‘NCIS: Origins’ Bosses Talk Gibbs’ Elevator Stop, Jackson & Franks, & More
[Warning: The below contains MAJOR spoilers for NCIS: Origins Season 1 Episode 3 “Bend, Don’t Break.”]
One of the most iconic aspects of Leroy Jethro Gibbs (Mark Harmon) from the original NCIS was him stopping the elevator. It doesn’t take long for the prequel, NCIS: Origins, to have Austin Stowell‘s younger version, to do that for the first time.
The moment comes while Gibbs is questioning a suspect in a case—in the same episode that, following a conversation with his father, Jackson (Robert Taylor), Franks (Kyle Schmid) puts him on desk duty. By the end of the episode, Gibbs pushes back because the job is all he has left.
Below, showrunners David J. North and Gina Lucita Monreal talk about having Jackson and Franks meet, that elevator stop, and more.
You’re telling this intriguing chapter of Gibbs and his father’s relationship—we know what we heard in the original series, but we’re seeing a different side of it. And then we have the Jackson and Franks stuff in this episode, and Jackson arguing that his son doesn’t the NIS job. What’s exciting you about building those layers to that relationship?

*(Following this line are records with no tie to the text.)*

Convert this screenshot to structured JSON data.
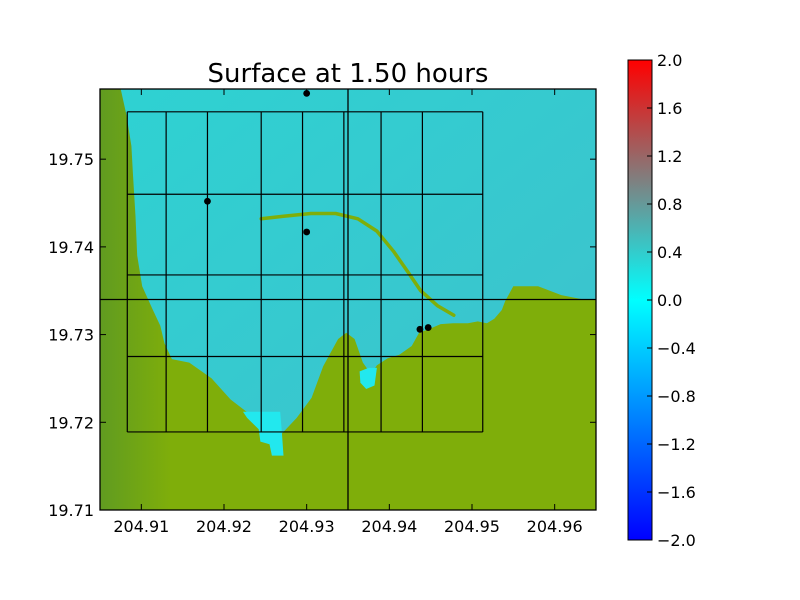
{
  "chart_data": {
    "type": "heatmap",
    "title": "Surface at 1.50 hours",
    "xlim": [
      204.905,
      204.965
    ],
    "ylim": [
      19.71,
      19.758
    ],
    "xticks": [
      204.91,
      204.92,
      204.93,
      204.94,
      204.95,
      204.96
    ],
    "xtick_labels": [
      "204.91",
      "204.92",
      "204.93",
      "204.94",
      "204.95",
      "204.96"
    ],
    "yticks": [
      19.71,
      19.72,
      19.73,
      19.74,
      19.75
    ],
    "ytick_labels": [
      "19.71",
      "19.72",
      "19.73",
      "19.74",
      "19.75"
    ],
    "colorbar": {
      "vmin": -2.0,
      "vmax": 2.0,
      "ticks": [
        -2.0,
        -1.6,
        -1.2,
        -0.8,
        -0.4,
        0.0,
        0.4,
        0.8,
        1.2,
        1.6,
        2.0
      ],
      "tick_labels": [
        "−2.0",
        "−1.6",
        "−1.2",
        "−0.8",
        "−0.4",
        "0.0",
        "0.4",
        "0.8",
        "1.2",
        "1.6",
        "2.0"
      ],
      "colors": [
        "#0000ff",
        "#00ffff",
        "#ff0000"
      ]
    },
    "colors": {
      "water": "#2ed2d2",
      "water_deep": "#3fc0cc",
      "shallow": "#22e8ee",
      "land": "#7fae0a",
      "land_dark": "#5e9a22"
    },
    "grid_x_edges": [
      204.9083,
      204.913,
      204.918,
      204.9245,
      204.9295,
      204.9345,
      204.939,
      204.944,
      204.9513
    ],
    "grid_y_edges": [
      19.7189,
      19.7275,
      19.7368,
      19.746,
      19.7554
    ],
    "crosshair": {
      "x": 204.935,
      "y": 19.734
    },
    "gauges": [
      {
        "x": 204.93,
        "y": 19.7575
      },
      {
        "x": 204.918,
        "y": 19.7452
      },
      {
        "x": 204.93,
        "y": 19.7417
      },
      {
        "x": 204.9437,
        "y": 19.7306
      },
      {
        "x": 204.9447,
        "y": 19.7308
      }
    ],
    "coastline": [
      [
        204.9075,
        19.758
      ],
      [
        204.9082,
        19.755
      ],
      [
        204.9088,
        19.7515
      ],
      [
        204.909,
        19.748
      ],
      [
        204.9093,
        19.7435
      ],
      [
        204.9095,
        19.739
      ],
      [
        204.9101,
        19.7355
      ],
      [
        204.9113,
        19.733
      ],
      [
        204.9123,
        19.731
      ],
      [
        204.9128,
        19.729
      ],
      [
        204.9137,
        19.7272
      ],
      [
        204.9158,
        19.7268
      ],
      [
        204.9185,
        19.725
      ],
      [
        204.9208,
        19.7226
      ],
      [
        204.923,
        19.721
      ],
      [
        204.9252,
        19.7201
      ],
      [
        204.9258,
        19.7187
      ],
      [
        204.9268,
        19.7185
      ],
      [
        204.9288,
        19.7205
      ],
      [
        204.9306,
        19.7228
      ],
      [
        204.932,
        19.7264
      ],
      [
        204.9338,
        19.7295
      ],
      [
        204.9348,
        19.7302
      ],
      [
        204.9358,
        19.7295
      ],
      [
        204.9368,
        19.7268
      ],
      [
        204.9378,
        19.7255
      ],
      [
        204.9385,
        19.7265
      ],
      [
        204.9398,
        19.7273
      ],
      [
        204.9412,
        19.7277
      ],
      [
        204.9427,
        19.7287
      ],
      [
        204.9436,
        19.7302
      ],
      [
        204.945,
        19.7307
      ],
      [
        204.9462,
        19.7312
      ],
      [
        204.9477,
        19.7313
      ],
      [
        204.9495,
        19.7313
      ],
      [
        204.9507,
        19.7315
      ],
      [
        204.9518,
        19.7313
      ],
      [
        204.9527,
        19.7318
      ],
      [
        204.9536,
        19.7328
      ],
      [
        204.954,
        19.7338
      ],
      [
        204.955,
        19.7355
      ],
      [
        204.958,
        19.7355
      ],
      [
        204.9608,
        19.7345
      ],
      [
        204.9635,
        19.734
      ],
      [
        204.965,
        19.734
      ]
    ],
    "channel": [
      [
        204.9223,
        19.7212
      ],
      [
        204.9268,
        19.7212
      ],
      [
        204.927,
        19.7188
      ],
      [
        204.9272,
        19.7162
      ],
      [
        204.9258,
        19.7162
      ],
      [
        204.9255,
        19.7175
      ],
      [
        204.9244,
        19.7178
      ],
      [
        204.9242,
        19.7192
      ],
      [
        204.9228,
        19.7205
      ]
    ],
    "harbor_inlet": [
      [
        204.9375,
        19.7262
      ],
      [
        204.9385,
        19.7262
      ],
      [
        204.9382,
        19.7242
      ],
      [
        204.9372,
        19.7238
      ],
      [
        204.9365,
        19.7245
      ],
      [
        204.9364,
        19.7258
      ]
    ],
    "breakwater": [
      [
        204.9245,
        19.7432
      ],
      [
        204.9272,
        19.7435
      ],
      [
        204.9305,
        19.7438
      ],
      [
        204.9335,
        19.7438
      ],
      [
        204.9362,
        19.7432
      ],
      [
        204.9385,
        19.7418
      ],
      [
        204.9405,
        19.7395
      ],
      [
        204.9422,
        19.7372
      ],
      [
        204.9438,
        19.735
      ],
      [
        204.9458,
        19.7333
      ],
      [
        204.9478,
        19.7322
      ]
    ]
  }
}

David J. North: I think as you said with Gibbs and Jackson, we know how complicated that relationship is, but seeing it at this different time, when for Gibbs, he’s just left the Marines, he’s just joined NIS, he’s just lost his family. Gibbs, really in a way, has two very, very different father figures. One in Franks who’s teaching him and one in Jackson, and in Episode 3, seeing those Gibbs and my two dads go toe to toe at Franks’ dining room table was a lot of fun for us.
Jackson leaves at the end of this episode, but how much are we going to see of him this season and how much is the Pedro Hernandez of it hanging over them given their discussions about him so far?

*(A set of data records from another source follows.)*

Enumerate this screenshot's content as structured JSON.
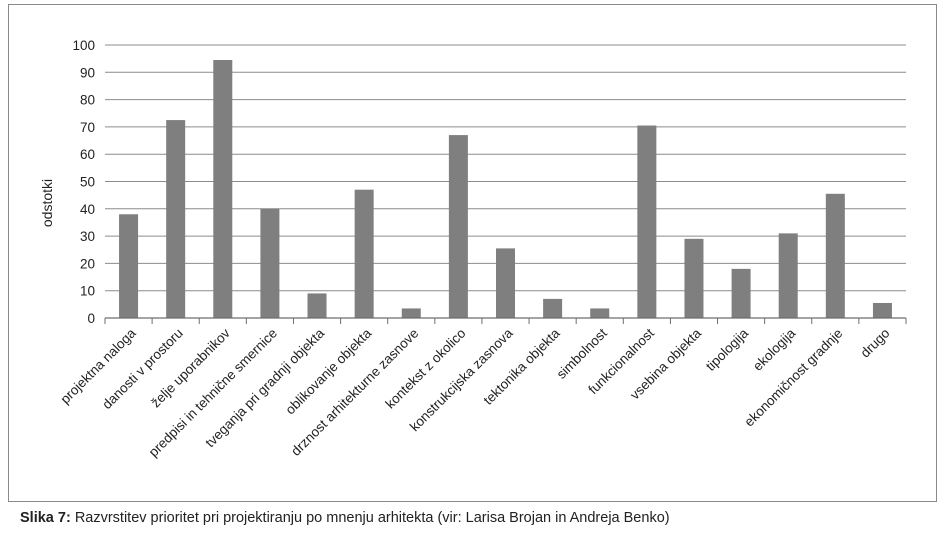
{
  "caption": {
    "figure_label": "Slika 7:",
    "text": "Razvrstitev prioritet pri projektiranju po mnenju arhitekta (vir: Larisa Brojan in Andreja Benko)"
  },
  "colors": {
    "bar": "#7f7f7f",
    "grid": "#8c8c8c",
    "axis": "#6e6e6e",
    "text": "#222222"
  },
  "chart_data": {
    "type": "bar",
    "title": "",
    "xlabel": "",
    "ylabel": "odstotki",
    "ylim": [
      0,
      100
    ],
    "yticks": [
      0,
      10,
      20,
      30,
      40,
      50,
      60,
      70,
      80,
      90,
      100
    ],
    "grid": true,
    "legend": "none",
    "categories": [
      "projektna naloga",
      "danosti v prostoru",
      "želje uporabnikov",
      "predpisi in tehnične smernice",
      "tveganja pri gradnji objekta",
      "oblikovanje objekta",
      "drznost arhitekturne zasnove",
      "kontekst z okolico",
      "konstrukcijska zasnova",
      "tektonika objekta",
      "simbolnost",
      "funkcionalnost",
      "vsebina objekta",
      "tipologija",
      "ekologija",
      "ekonomičnost gradnje",
      "drugo"
    ],
    "values": [
      38,
      72.5,
      94.5,
      40,
      9,
      47,
      3.5,
      67,
      25.5,
      7,
      3.5,
      70.5,
      29,
      18,
      31,
      45.5,
      5.5
    ]
  }
}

Gina Lucita Monreal: We’ll see Jackson again, probably in an unexpected way, and Pedro as well. Of course we have to touch on Pedro. We’re telling the origin story of Gibbs in those flashback sequences, so audiences can expect us to adhere to the rules that our canon has laid out for us, but also we’ve filled in, between those points that we already know, the details with a lot of surprises along the way.

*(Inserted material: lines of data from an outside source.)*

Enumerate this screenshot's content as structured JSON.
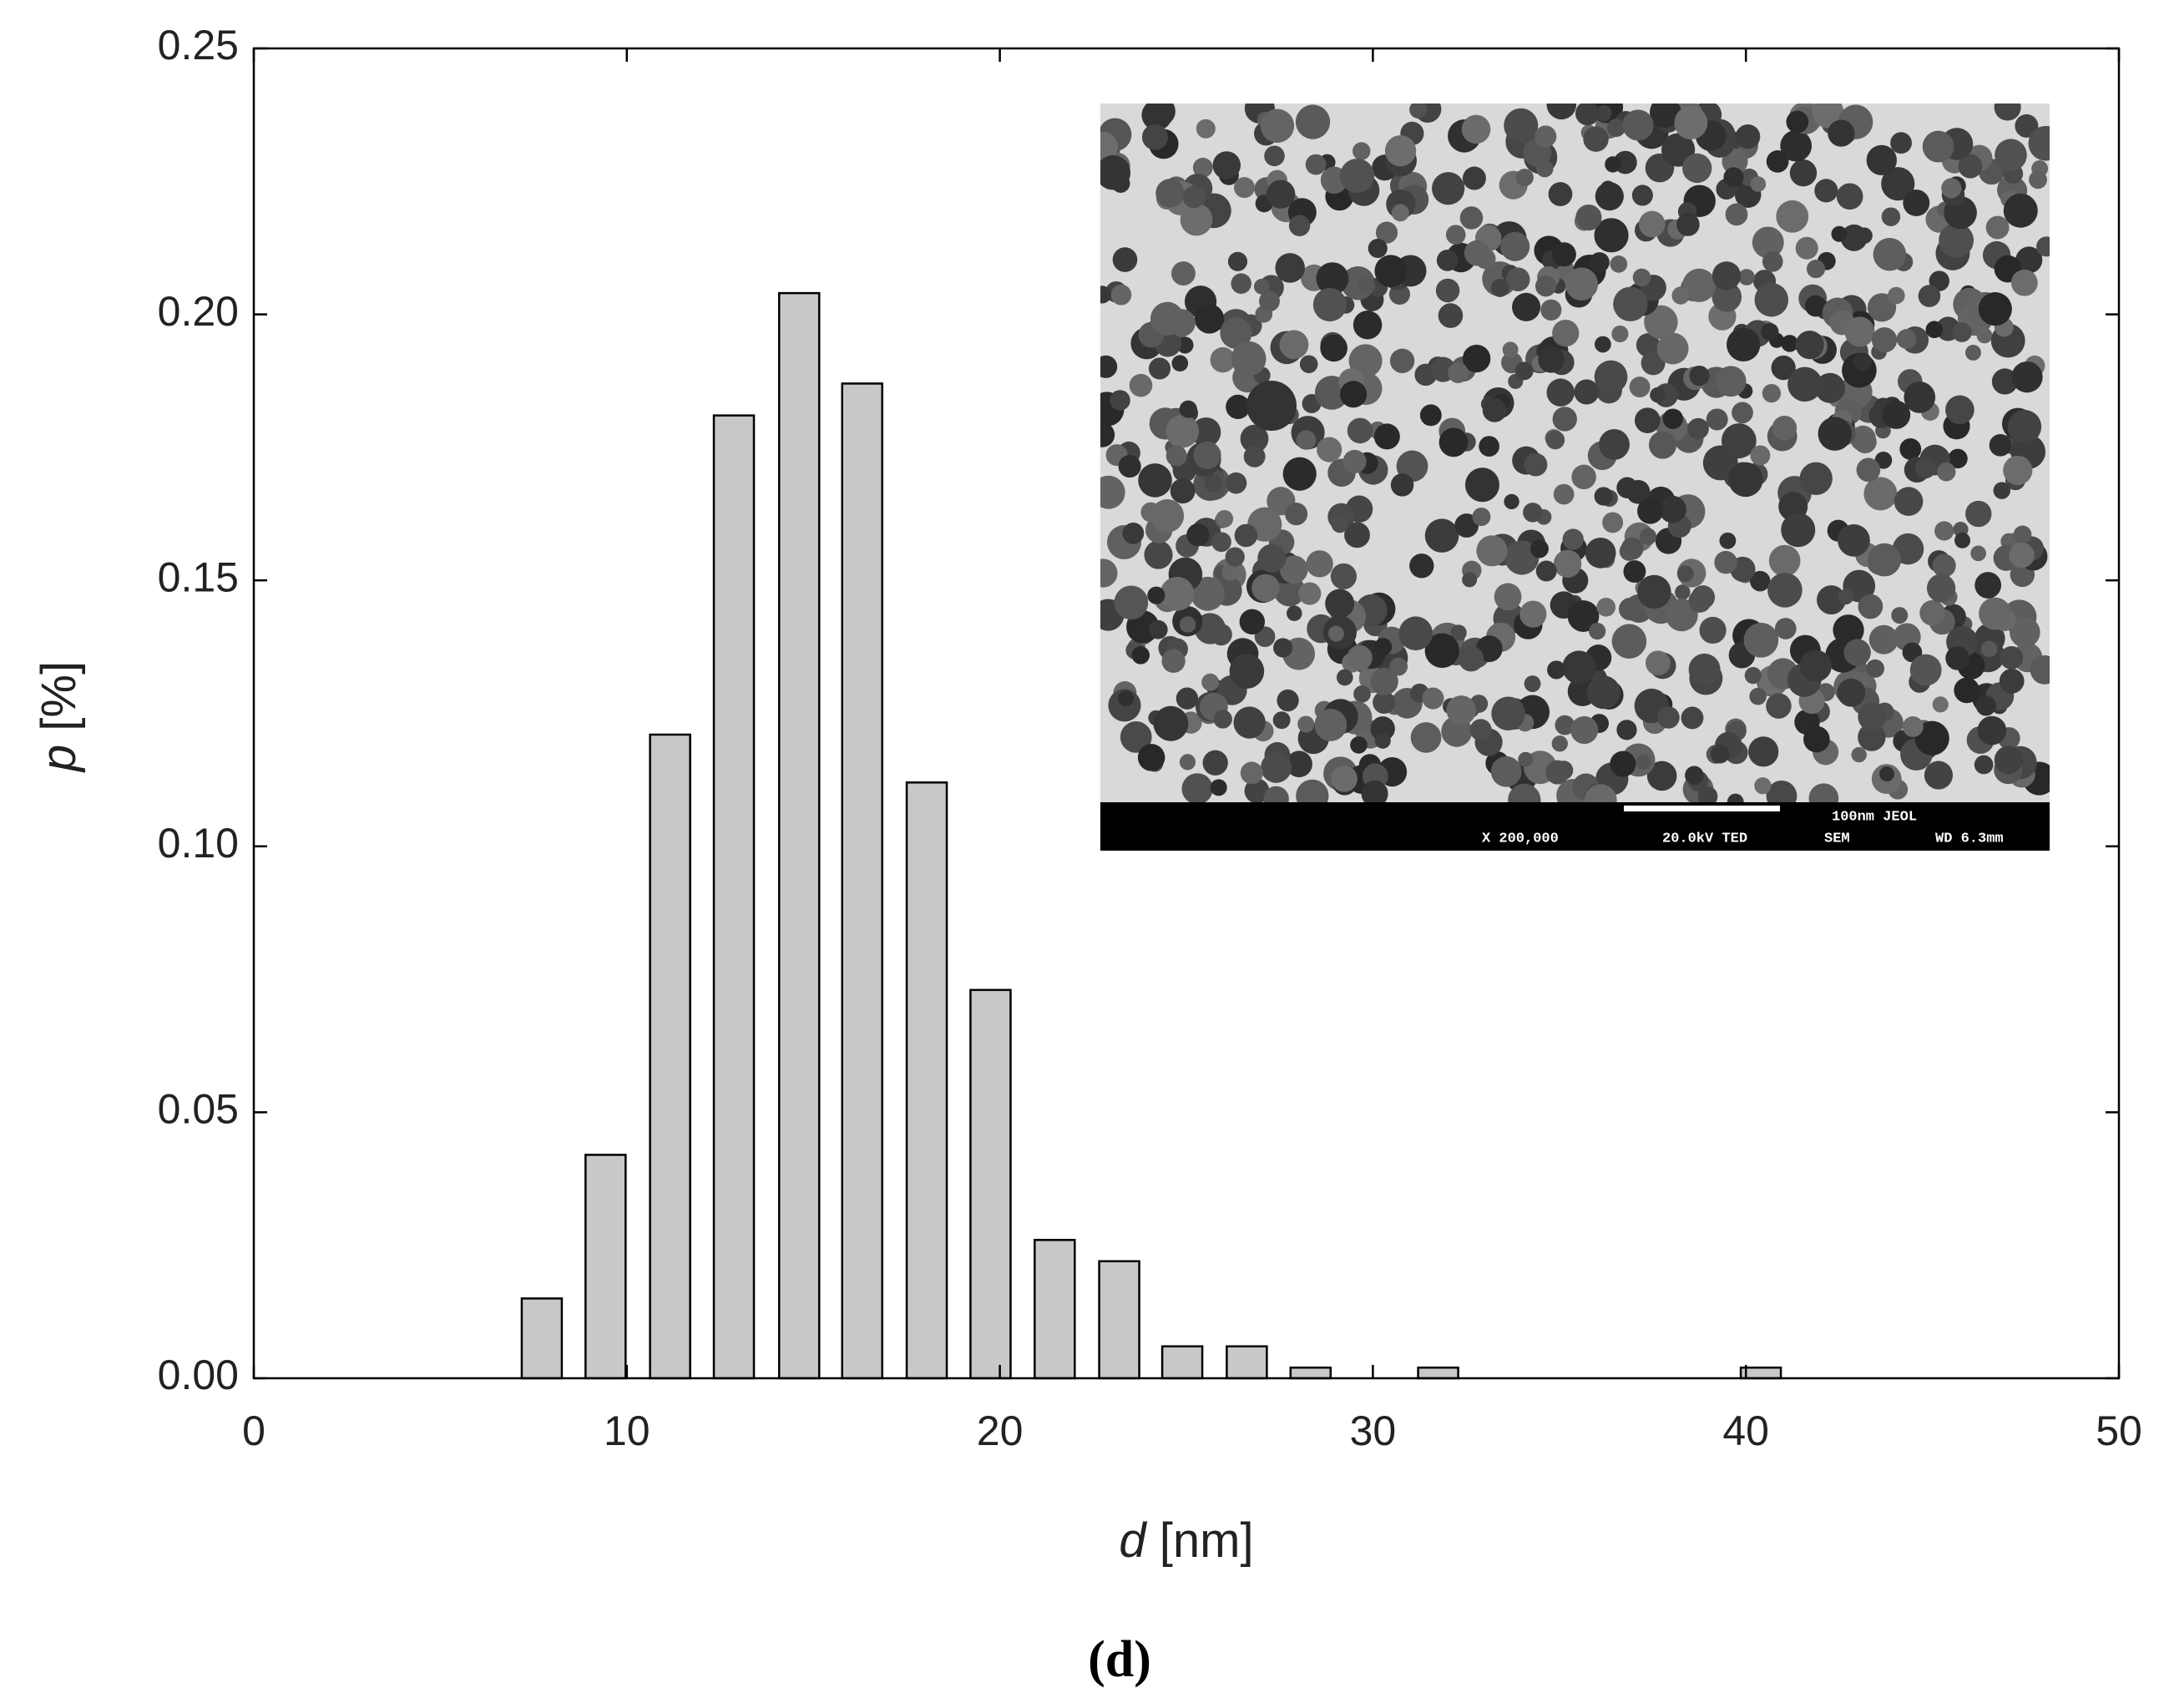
{
  "chart_data": {
    "type": "bar",
    "x_label_symbol": "d",
    "x_label_unit": "[nm]",
    "y_label_symbol": "p",
    "y_label_unit": "[%]",
    "x": [
      7.72,
      9.43,
      11.16,
      12.87,
      14.62,
      16.31,
      18.04,
      19.75,
      21.47,
      23.2,
      24.89,
      26.62,
      28.33,
      31.75,
      40.4
    ],
    "values": [
      0.015,
      0.042,
      0.121,
      0.181,
      0.204,
      0.187,
      0.112,
      0.073,
      0.026,
      0.022,
      0.006,
      0.006,
      0.002,
      0.002,
      0.002
    ],
    "color": "#c8c8c8",
    "xlim": [
      0,
      50
    ],
    "xticks": [
      0,
      10,
      20,
      30,
      40,
      50
    ],
    "ylim": [
      0,
      0.25
    ],
    "yticks": [
      {
        "value": 0,
        "label": "0.00"
      },
      0.05,
      {
        "value": 0.1,
        "label": "0.10"
      },
      0.15,
      {
        "value": 0.2,
        "label": "0.20"
      },
      0.25
    ],
    "grid": false
  },
  "inset": {
    "scale_text": "100nm JEOL",
    "magnification": "X 200,000",
    "voltage": "20.0kV TED",
    "mode": "SEM",
    "working_distance": "WD 6.3mm"
  },
  "panel_label": "(d)"
}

That dream sequence with Gibbs and Shannon in the car was heartbreaking. What do you want to do when we do see Shannon and Kelly and get those flashes, especially at this point in the season when those losses are so fresh for Gibbs.
North: For us, it’s really about highlighting that loss and the emotion of it and seeing how fresh it is for Gibbs. And I think in that scene in the car specifically, you see it all over Austin’s face, just how much he’s grieving in that moment.
Monreal: And I think in just developing the show, it was really important for David and I to feel like we could get inside the heads of our characters. That was something we talked about a lot in the beginning stages and continue to talk about, because to us that’s how our audiences are going to relate to these people, if we can really understand what they’re feeling to the core. And so showing those flashes, showing Shannon in the car, we feel it’s really hopefully enabling our audience to relate to Gibbs in a more intimate, deeper way.
Gibb stopping elevators was so iconic in the original series, so talk about introducing that as early as you did in the season here.
Monreal: We love little moments like that. David and I, having written for so many years on the original show, having written a lot of elevator stops along the way, it’s really gratifying for us to be able to weave that into the making of this man. So any little thing we grab onto, we tend to do that because it’s just so fun for us as writers to show how those things began.
And then you also have the lighthearted moment with Randy (Caleb Foote) holding up the signs, which I loved.
Monreal: Yeah, I was saying I do love episode three because it shows that we can go into a lighter tone and do, and so we plan to really stretch the tone of the show as far as it can go in both directions, both dark and light moving forward in the series.
And I feel like you can do that with characters like Randy and then Woody (Bobby Moynihan) because it’s so interesting to think about the forensics of things and how long things took back then.
Monreal: Yes, yes, exactly. And we love to use that to our advantage because it’s fun in the storytelling to have those sort of hurdles to overcome. We’re not used to having to write that way. We just pull it up on the screen and we can’t do that here, which makes everything more about character.
Gibbs pushes Franks to take him off desk duty at the end of this episode and says the jobs all he has left, and he won’t let anyone take it from him. And Franks agrees, but on the one hand, we could see Gibbs following orders now so he doesn’t lose the job. But on the other hand, it doesn’t feel like he’s going to. What’s coming up there?
North: With Franks, it is a funny thing. Was he angry that Gibbs did that? Absolutely. And I mean, I think Franks said everything he wanted to say, but there’s part of Franks that respects that. I think he respects that out of Lala [Mariel Molino] when she pushes back. Does it get her in trouble? Absolutely. But Franks himself isn’t a play by the rules type of guy. I think he has that in Randy, but I think there’s something he respects about Lala and Gibbs for pushing limits sometimes.